California Case Summaries

Stanz v. Brown — S.D. Cal. Magistrate Recommends Civil Contempt for Defendants’ Refusal to Comply With Discovery Order, but Declines Adverse-Inference and Default-Judgment Sanctions

Unreported / Non-Citable

Case
Stanz v. Brown
Court
U.S. District Court — Southern District of California
Date Decided
2026-01-29
Docket No.
3:22-cv-01164
Status
Unreported / Non-Citable
Topics
Federal Rule 37 sanctions, civil contempt, discovery noncompliance, ESI inspection, magistrate certification of contempt facts

Background

This long-running shareholder dispute pits Aaron Stanz, the technology co-founder of private-jet broker Jet Genius Holdings (“JGH”), against his co-founder Jordan Brown and a network of related charter-aviation entities. Stanz alleges that Brown engaged in self-dealing by diverting JGH revenue and federal excise tax (“FET”) proceeds to other companies he controls. The case has produced extensive discovery, much of it electronically stored information (“ESI”) on JGH’s proprietary platform.

In June 2025, the magistrate judge granted Stanz’s motion to compel production of documents and on-site inspection of certain ESI sources. The order required the defendants to produce specific categories of documents and to permit a controlled inspection of business systems and a personal cell phone within set deadlines. The defendants did not comply. Instead, they offered only a limited “hard-copy inspection” that did not satisfy the order.
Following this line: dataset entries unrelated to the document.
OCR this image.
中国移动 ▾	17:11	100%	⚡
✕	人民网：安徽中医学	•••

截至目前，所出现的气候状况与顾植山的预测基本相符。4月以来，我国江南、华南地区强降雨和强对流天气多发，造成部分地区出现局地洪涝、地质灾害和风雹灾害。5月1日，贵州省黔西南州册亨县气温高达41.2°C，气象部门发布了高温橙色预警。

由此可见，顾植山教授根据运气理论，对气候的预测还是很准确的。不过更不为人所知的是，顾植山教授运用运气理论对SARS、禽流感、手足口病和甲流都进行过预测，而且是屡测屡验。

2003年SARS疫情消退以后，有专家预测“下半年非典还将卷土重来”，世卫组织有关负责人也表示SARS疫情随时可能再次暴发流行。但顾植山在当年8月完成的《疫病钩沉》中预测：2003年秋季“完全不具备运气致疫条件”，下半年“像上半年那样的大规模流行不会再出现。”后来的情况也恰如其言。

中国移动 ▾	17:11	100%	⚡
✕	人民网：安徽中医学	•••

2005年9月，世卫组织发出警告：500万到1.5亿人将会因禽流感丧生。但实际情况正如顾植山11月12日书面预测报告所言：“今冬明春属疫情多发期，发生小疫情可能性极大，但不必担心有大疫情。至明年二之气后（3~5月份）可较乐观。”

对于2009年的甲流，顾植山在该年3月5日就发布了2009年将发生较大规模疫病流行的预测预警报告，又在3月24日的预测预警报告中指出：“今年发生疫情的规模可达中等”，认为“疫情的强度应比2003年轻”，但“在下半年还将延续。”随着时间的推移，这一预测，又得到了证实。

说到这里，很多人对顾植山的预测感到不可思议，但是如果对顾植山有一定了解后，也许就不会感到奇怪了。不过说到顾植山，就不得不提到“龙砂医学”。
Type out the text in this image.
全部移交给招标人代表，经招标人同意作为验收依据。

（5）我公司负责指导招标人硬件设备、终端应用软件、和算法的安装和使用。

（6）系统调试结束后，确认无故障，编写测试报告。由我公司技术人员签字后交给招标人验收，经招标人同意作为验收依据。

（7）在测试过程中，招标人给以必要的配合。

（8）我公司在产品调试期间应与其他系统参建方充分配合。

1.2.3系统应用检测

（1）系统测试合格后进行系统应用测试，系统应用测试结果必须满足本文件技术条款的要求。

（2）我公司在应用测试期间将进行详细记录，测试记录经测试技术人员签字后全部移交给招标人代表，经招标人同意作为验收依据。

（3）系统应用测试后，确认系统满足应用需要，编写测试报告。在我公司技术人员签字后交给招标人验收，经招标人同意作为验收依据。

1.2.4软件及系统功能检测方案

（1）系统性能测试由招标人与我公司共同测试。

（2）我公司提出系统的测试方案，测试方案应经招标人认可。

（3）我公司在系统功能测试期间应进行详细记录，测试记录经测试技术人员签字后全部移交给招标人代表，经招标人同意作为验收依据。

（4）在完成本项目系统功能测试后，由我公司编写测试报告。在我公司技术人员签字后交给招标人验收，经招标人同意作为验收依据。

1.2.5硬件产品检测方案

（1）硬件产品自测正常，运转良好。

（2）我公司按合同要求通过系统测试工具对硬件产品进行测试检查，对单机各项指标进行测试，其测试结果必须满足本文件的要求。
Stanz filed an ex parte application asking the court to issue an order to show cause why defendants should not be held in contempt. The defendants did not respond. The court construed the application as a Federal Rule of Civil Procedure 37 sanctions motion and addressed it on the merits.

The Court’s Holding

The magistrate judge issued a Report and Recommendation that the district judge initiate civil contempt proceedings against the defendants and impose coercive per-diem fines until they comply. At the same time, the magistrate recommended against the harsher sanctions Stanz had requested: adverse-inference jury instructions, issue preclusion (treating disputed facts as established), and entry of a default judgment.

Magistrate judges in federal court do not have direct contempt authority. Under 28 U.S.C. § 636(e), the magistrate must certify the relevant facts to the district judge, who then conducts the contempt hearing. The order carefully certifies the underlying record: a clear prior order requiring specific production and inspection; the defendants’ production of only a small subset; their unilateral substitution of a limited paper inspection for the ordered ESI and cell-phone inspection; and their refusal to engage with the motion at all.

On the appropriate sanction, the court applied the standard Rule 37 framework. Adverse-inference instructions, issue preclusion, and default judgment are powerful remedies but are reserved for the most serious cases of willful and prejudicial noncompliance. The court concluded that, while the defendants’ conduct warranted significant sanctions, those terminal-style sanctions were premature. A coercive per-diem fine would put concrete economic pressure on the defendants to comply without depriving them of their day in court. The court also separately granted Stanz’s request for additional attorney’s fees attributable to the contempt-related work, subject to submission of supporting documentation.

Key Takeaways

  • Federal courts in California will issue contempt recommendations when a party flouts a clear order requiring specific production or ESI inspection, but they tend to start with coercive monetary sanctions rather than terminating sanctions like default judgment.
  • Substituting a more convenient compliance method (here, a paper inspection) for the inspection actually ordered is treated as noncompliance, not partial compliance.
  • Adverse-inference instructions, issue preclusion, and default judgment are reserved for the most serious willful and prejudicial discovery abuses; courts often try less drastic remedies first.
  • Failure to oppose a contempt or sanctions motion forfeits the chance to explain or mitigate the conduct, leaving the certified facts in the moving party’s preferred light.

Why It Matters

Discovery enforcement is one of the busiest areas of magistrate-judge practice in the Southern District of California. This recommendation illustrates the typical escalation ladder: an order to compel, an attorney-fee award for the cost of the motion, then certification of contempt facts and coercive per-diem fines for ongoing noncompliance, with terminating sanctions held in reserve. Litigants who think they can stonewall or pick which parts of an order to obey should expect mounting financial consequences, even if their case is not yet at risk of a default.

For California businesses caught in commercial litigation, the case is a reminder that ESI obligations are real and enforceable. A party that controls business systems containing relevant data must produce that data through the methods the court orders, not through unilaterally chosen alternatives. For plaintiffs, the case is also a reminder that aggressive sanction requests like default judgment are easier to ask for than to win — judges in this district will often start with coercive sanctions before crossing the merits-altering line.